Джонни на самолетах зубы съел. Знал такое, что я и сейчас удивляюсь. Помню, мы наблюдали за самолетиком, висевшим в миле над поселком в низине, и вдруг Джонни сказал:
– Смотри, сейчас он войдет в штопор.
Я насмешливо хмыкнул, и Джонни ткнул меня кулаком в бок:
– Смотри, тебе говорят.
Самолетик нырнул носом вниз и вошел в штопор, раз, раз, раз. Потом замер, повернул нос вверх и плавно прошел над нами; гул его мотора, звучавший в унисон каждому маневру, доносился до нас секунду-две спустя.
– Это «Авро-Эйвиан». Больше трех витков ему не сделать.
– Почему?
– Не выйдет из штопора.
Но по большей части мы видели лишь, как самолеты взлетают и садятся. Стоило пройти по канавке и завернуть за угол у плеча холма, и аэродром открывался нам с той стороны, откуда, просвистев через поселок к холму, дули господствовавшие в низине ветры. Джонни смотрел на самолеты не отрывая глаз, и выкарабкивавшиеся из кабины фигурки были для него богами. Я тоже заразился его страстью и даже обрел способность кое-что усваивать. Я усвоил, что при посадке самолет должен коснуться земли обоими колесами и лыжей одновременно. И лопался от удовольствия, потому что боги то и дело давали маху, сажая самолет на пятидесяти ярдах дважды. Когда такое случалось, мне становилось весело, а Джонни мрачнел. По-моему, каждый промах – если самолет гробили или что-то заедало в посадочном механизме, – казалось ему, умалял его шансы научиться летать, когда он подрастет. Кроме того, мы вменяли себе в обязанность определять тип самолета и наблюдать, как их выводят из ангаров, готовят к полету и запускают. Насколько мне помнится, с полдюжины машин, по крайней мере, всегда стояли на поле: их ремонтировали. Не могу сказать, что мне это было так уж интересно, но я послушно за всем следил: к Джонни я некоторым образом относился с не меньшим пиететом, чем к Иви. Он был на редкость цельной натурой.
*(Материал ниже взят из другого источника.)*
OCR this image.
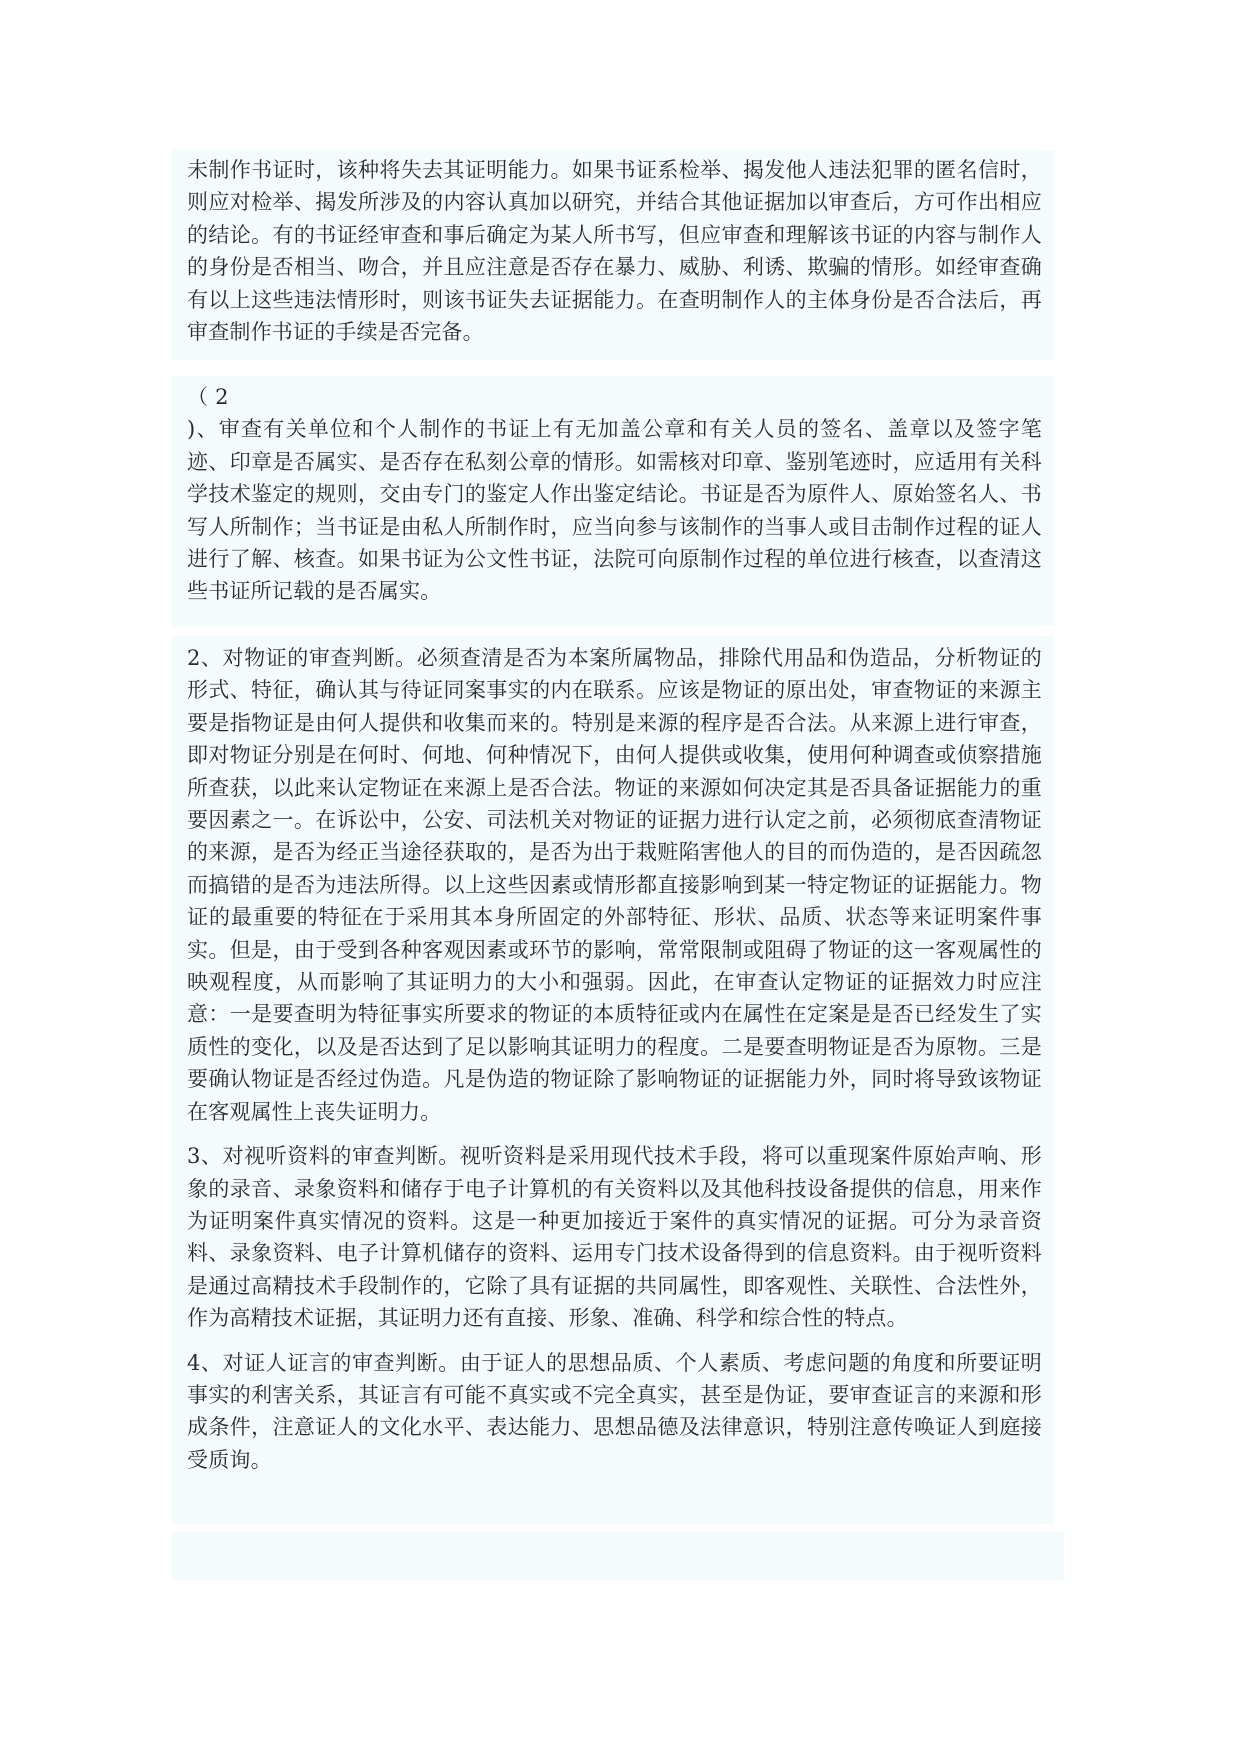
未制作书证时，该种将失去其证明能力。如果书证系检举、揭发他人违法犯罪的匿名信时，则应对检举、揭发所涉及的内容认真加以研究，并结合其他证据加以审查后，方可作出相应的结论。有的书证经审查和事后确定为某人所书写，但应审查和理解该书证的内容与制作人的身份是否相当、吻合，并且应注意是否存在暴力、威胁、利诱、欺骗的情形。如经审查确有以上这些违法情形时，则该书证失去证据能力。在查明制作人的主体身份是否合法后，再审查制作书证的手续是否完备。

（ 2

)、审查有关单位和个人制作的书证上有无加盖公章和有关人员的签名、盖章以及签字笔迹、印章是否属实、是否存在私刻公章的情形。如需核对印章、鉴别笔迹时，应适用有关科学技术鉴定的规则，交由专门的鉴定人作出鉴定结论。书证是否为原件人、原始签名人、书写人所制作；当书证是由私人所制作时，应当向参与该制作的当事人或目击制作过程的证人进行了解、核查。如果书证为公文性书证，法院可向原制作过程的单位进行核查，以查清这些书证所记载的是否属实。

2、对物证的审查判断。必须查清是否为本案所属物品，排除代用品和伪造品，分析物证的形式、特征，确认其与待证同案事实的内在联系。应该是物证的原出处，审查物证的来源主要是指物证是由何人提供和收集而来的。特别是来源的程序是否合法。从来源上进行审查，即对物证分别是在何时、何地、何种情况下，由何人提供或收集，使用何种调查或侦察措施所查获，以此来认定物证在来源上是否合法。物证的来源如何决定其是否具备证据能力的重要因素之一。在诉讼中，公安、司法机关对物证的证据力进行认定之前，必须彻底查清物证的来源，是否为经正当途径获取的，是否为出于栽赃陷害他人的目的而伪造的，是否因疏忽而搞错的是否为违法所得。以上这些因素或情形都直接影响到某一特定物证的证据能力。物证的最重要的特征在于采用其本身所固定的外部特征、形状、品质、状态等来证明案件事实。但是，由于受到各种客观因素或环节的影响，常常限制或阻碍了物证的这一客观属性的映观程度，从而影响了其证明力的大小和强弱。因此，在审查认定物证的证据效力时应注意：一是要查明为特征事实所要求的物证的本质特征或内在属性在定案是是否已经发生了实质性的变化，以及是否达到了足以影响其证明力的程度。二是要查明物证是否为原物。三是要确认物证是否经过伪造。凡是伪造的物证除了影响物证的证据能力外，同时将导致该物证在客观属性上丧失证明力。

3、对视听资料的审查判断。视听资料是采用现代技术手段，将可以重现案件原始声响、形象的录音、录象资料和储存于电子计算机的有关资料以及其他科技设备提供的信息，用来作为证明案件真实情况的资料。这是一种更加接近于案件的真实情况的证据。可分为录音资料、录象资料、电子计算机储存的资料、运用专门技术设备得到的信息资料。由于视听资料是通过高精技术手段制作的，它除了具有证据的共同属性，即客观性、关联性、合法性外，作为高精技术证据，其证明力还有直接、形象、准确、科学和综合性的特点。

4、对证人证言的审查判断。由于证人的思想品质、个人素质、考虑问题的角度和所要证明事实的利害关系，其证言有可能不真实或不完全真实，甚至是伪证，要审查证言的来源和形成条件，注意证人的文化水平、表达能力、思想品德及法律意识，特别注意传唤证人到庭接受质询。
Когда самолеты не летали, мы, под дождем и ветром, отправлялись по меловым холмам, и Джонни всегда шел, расставив руки в стороны – как два крыла.
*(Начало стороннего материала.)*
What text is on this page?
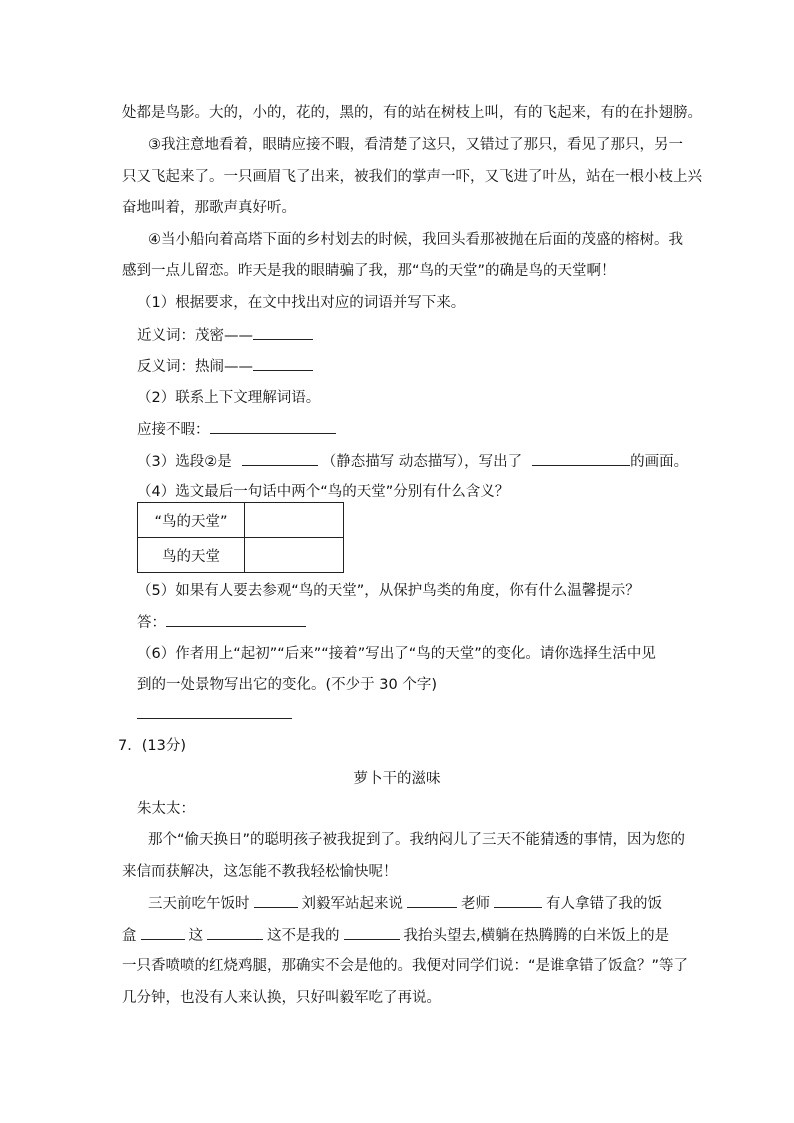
处都是鸟影。大的，小的，花的，黑的，有的站在树枝上叫，有的飞起来，有的在扑翅膀。
③我注意地看着，眼睛应接不暇，看清楚了这只，又错过了那只，看见了那只，另一
只又飞起来了。一只画眉飞了出来，被我们的掌声一吓，又飞进了叶丛，站在一根小枝上兴
奋地叫着，那歌声真好听。
④当小船向着高塔下面的乡村划去的时候，我回头看那被抛在后面的茂盛的榕树。我
感到一点儿留恋。昨天是我的眼睛骗了我，那“鸟的天堂”的确是鸟的天堂啊！
（1）根据要求，在文中找出对应的词语并写下来。
近义词：茂密——
反义词：热闹——
（2）联系上下文理解词语。
应接不暇：
（3）选段②是	（静态描写 动态描写），写出了	的画面。
（4）选文最后一句话中两个“鸟的天堂”分别有什么含义？
“鸟的天堂”	
鸟的天堂	
（5）如果有人要去参观“鸟的天堂”，从保护鸟类的角度，你有什么温馨提示？
答：
（6）作者用上“起初”“后来”“接着”写出了“鸟的天堂”的变化。请你选择生活中见
到的一处景物写出它的变化。(不少于 30 个字)
7．(13分)
萝卜干的滋味
朱太太：
那个“偷天换日”的聪明孩子被我捉到了。我纳闷儿了三天不能猜透的事情，因为您的
来信而获解决，这怎能不教我轻松愉快呢！
三天前吃午饭时	刘毅军站起来说	老师	有人拿错了我的饭
盒	这	这不是我的	我抬头望去,横躺在热腾腾的白米饭上的是
一只香喷喷的红烧鸡腿，那确实不会是他的。我便对同学们说：“是谁拿错了饭盒？”等了
几分钟，也没有人来认换，只好叫毅军吃了再说。
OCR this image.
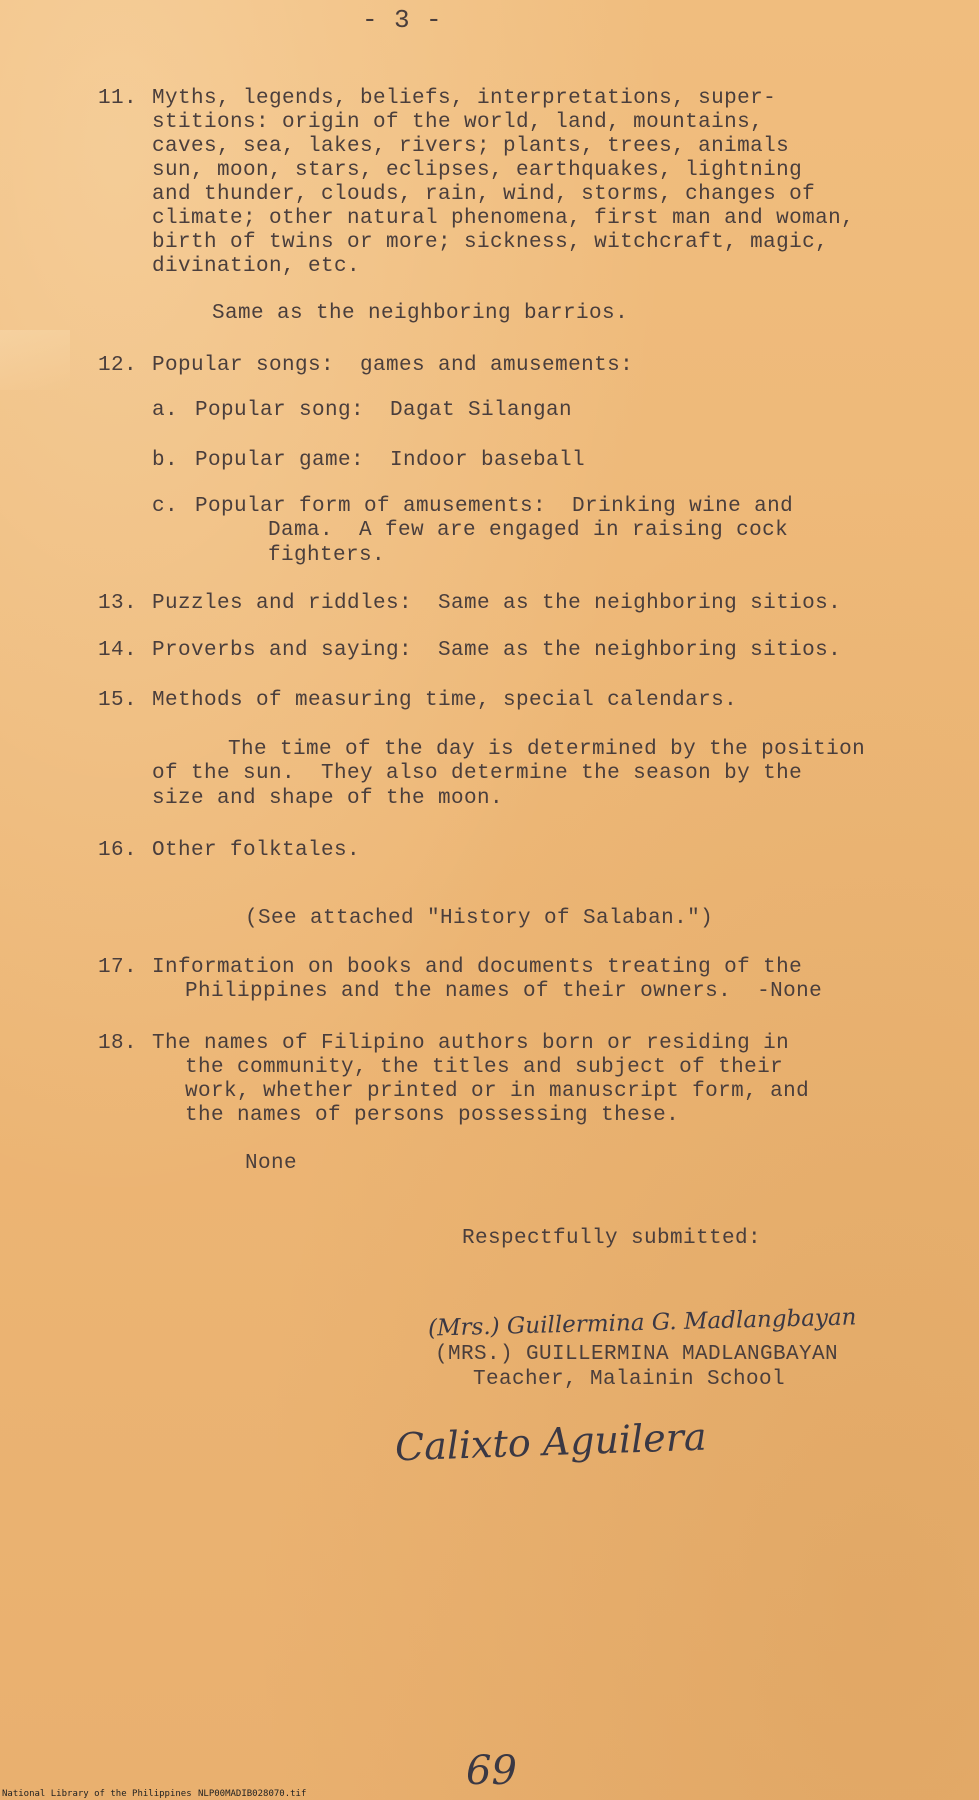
- 3 -
11. Myths, legends, beliefs, interpretations, super-
stitions: origin of the world, land, mountains,
caves, sea, lakes, rivers; plants, trees, animals
sun, moon, stars, eclipses, earthquakes, lightning
and thunder, clouds, rain, wind, storms, changes of
climate; other natural phenomena, first man and woman,
birth of twins or more; sickness, witchcraft, magic,
divination, etc.
Same as the neighboring barrios.
12. Popular songs:  games and amusements:
a. Popular song:  Dagat Silangan
b. Popular game:  Indoor baseball
c. Popular form of amusements:  Drinking wine and
Dama.  A few are engaged in raising cock
fighters.
13. Puzzles and riddles:  Same as the neighboring sitios.
14. Proverbs and saying:  Same as the neighboring sitios.
15. Methods of measuring time, special calendars.
The time of the day is determined by the position
of the sun.  They also determine the season by the
size and shape of the moon.
16. Other folktales.
(See attached "History of Salaban.")
17. Information on books and documents treating of the
Philippines and the names of their owners.  -None
18. The names of Filipino authors born or residing in
the community, the titles and subject of their
work, whether printed or in manuscript form, and
the names of persons possessing these.
None
Respectfully submitted:
(Mrs.) Guillermina G. Madlangbayan
(MRS.) GUILLERMINA MADLANGBAYAN
Teacher, Malainin School
Calixto Aguilera
69
National Library of the Philippines NLP00MADIB028070.tif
Как-то разыгралось ненастье, и взбираться на холм, видимо, вообще не стоило: гребень почти нельзя было разглядеть. Но Джонни сказал – лезем, и мы полезли. Кажется, это происходило в пасхальные каникулы. Сразу после полудня было еще ничего: ветрено, но более или менее ясно, а вот сейчас дождь и туман вовсю хозяйничали в низине. Ветер толкал нас в спину, пробирая до нитки. Достаточно было на секунду повернуться, как щеки просто вспухали, где их хлестнуло ветром. Ветровой конус на вершине холма ревел сильнее обычного и оказался короче, потому что ему обтрепало и оборвало концевой край. Конус, конечно, надо было снять, но он висел, весь исхлестанный, штаги гудели, мачта гнулась под дождем.
Джонни пополз под колючую проволоку. Я заколебался:
– Может, не стоит?
– Давай за мной.
На летном поле видимость была от силы ярдов на пятьдесят. Я следовал за Джонни, трюхая по зыбившейся траве; я знал, почему ему так приспичило. Мы поспорили о том, какие следы оставляет при посадке на грунте самолет, и теперь хотели убедиться собственными глазами – вернее, это Джонни хотел. Приходилось смотреть в оба; мы проникли в священное, запретное место, где детям прогуливаться возбранялось. Мы уже порядком отошли от проволоки и приблизились к полосе, куда садились самолеты, когда Джонни вдруг остановился как вкопанный:
– Ложись!
Впереди сквозь сетку дождя вырисовывался человек. Но в нашу сторону он не глядел. У его ног стояла канистра, в руках была палка, и что-то скомканное выпирало из-под плаща.
– Пошли назад, Джонни.
– Ни фига. Я пришел посмотреть.
Человек что-то крикнул, и в ответ ветер донес другой голос. На летном поле было полно народу.
– Пошли домой, Джонни.
– Мы обойдем его сзади.
Мы осторожно отступили под прикрытием дождя и тумана. И сразу наткнулись еще на одного парня с еще одной канистрой. Мы прижались к земле, промокшие насквозь.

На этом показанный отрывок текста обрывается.